Früher, als ich jünger gewesen bin, habe ich weit weg gewollt – viel erleben, Partys feiern, bloß nie mehr zurückkommen. Und jetzt? Jahre später sind wir fast alle wieder hier und glücklich damit. Wir haben gemerkt, was uns die Insel gibt – wie groß der Zusammenhalt ist, wie viel so etwas wert ist. Draußen auf dem Festland bist du ein namenloser Fremder, du kannst dich auf niemanden verlassen, zumindest nicht so wie auf diesem winzigen Fleckchen. Hier hält man zusammen! Leider mischt sich auch die halbe Insel in dein Leben ein, doch sie stehen dir ebenso bei. Selten ziehen Fremde her, was den meisten Einheimischen so gefällt. Nicht, dass wir ungesellig wären, im Gegenteil, dennoch schätzen wir unsere Ruhe. Der eine oder andere findet einen Partner auf dem Festland, das schon, aber so richtig neue Bewohner sind eine Seltenheit – abgesehen von den Sommertouristen.
Ich bin gerade von einem vierwöchigen Lehrgang in der Stadt zurück, und verdammte Scheiße, das Meer hat mir gefehlt. Der salzige Geruch, das Schreien der Möwen, das Rauschen der Wellen. All das vermittelt mir das Gefühl von Freiheit und Ruhe wie sonst nichts auf dieser Welt. Der Strand ist ausgestorben, denn es ist keine Touristenzeit mehr. Der Hochsommer ist vorbei, die Saison neigt sich dem Ende zu. Die paar Touris, die sich hier noch tummeln, sind nicht der Rede wert. Es gibt immer vereinzelte Ganzjahrestouristen, die lieber im Herbst und Winter am Meer sind, harte Fischer, Senioren, die eine oder andere Familie, aber das ist nur eine Handvoll. Endlich gehört der Strand wieder uns, Ruhe kehrt mit dem Herbst ein. Es hat Vor- und Nachteile, wenn Touristen kommen, wie eben alles im Leben. Man lernt interessante Menschen kennen, doch sie verstopfen das Dorf und den Strand. Diebstähle, Schlägereien, all das sind Dinge, mit denen wir meist nur in der Saison zu kämpfen haben. Ebenso der Müll, der oftmals achtlos liegen gelassen wird und den wir Einheimischen beseitigen, weil wir unsere Insel lieben. Manchmal ist es auch etwas langweilig, wenn die Saison zu Ende geht – man kann eben nicht alles haben. Sollte es mir doch irgendwann zu öde werden, was ich bezweifle, steht mir die Welt offen, doch bis es so weit ist, genieße ich das Meer und die Geselligkeit.

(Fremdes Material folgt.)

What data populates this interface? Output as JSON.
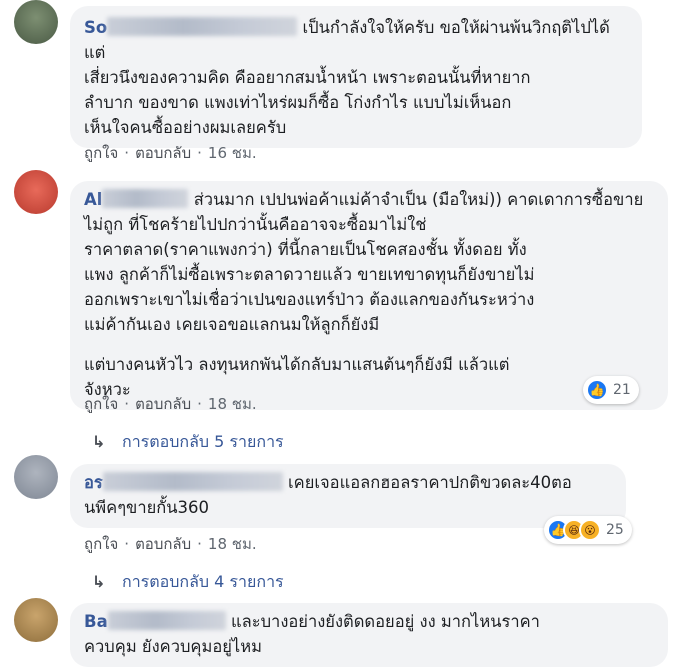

Ich bin so in meinen Gedanken versunken, dass ich nicht merke, wie ein weißer Blitz auf mich zugeschossen kommt. Hinzu fliegt ein kleines rotes Ding an meiner Nase vorbei, sodass ich stoppen muss, und obendrein in ein Loch trete, weil ich abgelenkt bin. Ich taumle. Eine Sekunde später werden meine Beine gerammt und ich kann nichts mehr unternehmen, um den Sturz zu verhindern. Meine Arme rudern, auf der Suche nach Gleichgewicht, wild in der Luft herum. Ich rolle mich geübt am Boden ab, bekomme allerdings eine Ladung Sand ins Gesicht, während ich einen Purzelbaum schlage. Wütend spucke ich die Körner aus, trotzdem knirscht es in meinem Mund, als ich genervt die Zähne aufeinanderbeiße.
Ich schaue nach rechts, um zu erfahren, was mich gerade mit Gewalt umgerissen hat, entdecke dabei einen Dalmatiner, der voller Freude in die Fluten springt, um nach einem roten Ball zu schnappen, der mir zuvor knapp an der Nase vorbeigeflogen ist. Empört stehe ich auf, klopfe mir dabei zornig den Sand von der Hose und meinem T-Shirt. Immer diese Hundebesitzer, die keine Kontrolle über ihre Tiere haben. Es muss ein Touri sein, der Hund kommt mir nicht bekannt vor und wie gesagt, hier kennt jeder jeden, selbst jeden verdammten Hund. Wäre ich im Dienst, dürfte diese rücksichtslose Person ein fettes Bußgeld abdrücken. Und was für eins, der würde sich grün und blau ärgern. Diese Touris, die denken, sie können machen, was sie wollen. Das kommt auf meine Nachteilliste, so viel ist klar. Na, warte!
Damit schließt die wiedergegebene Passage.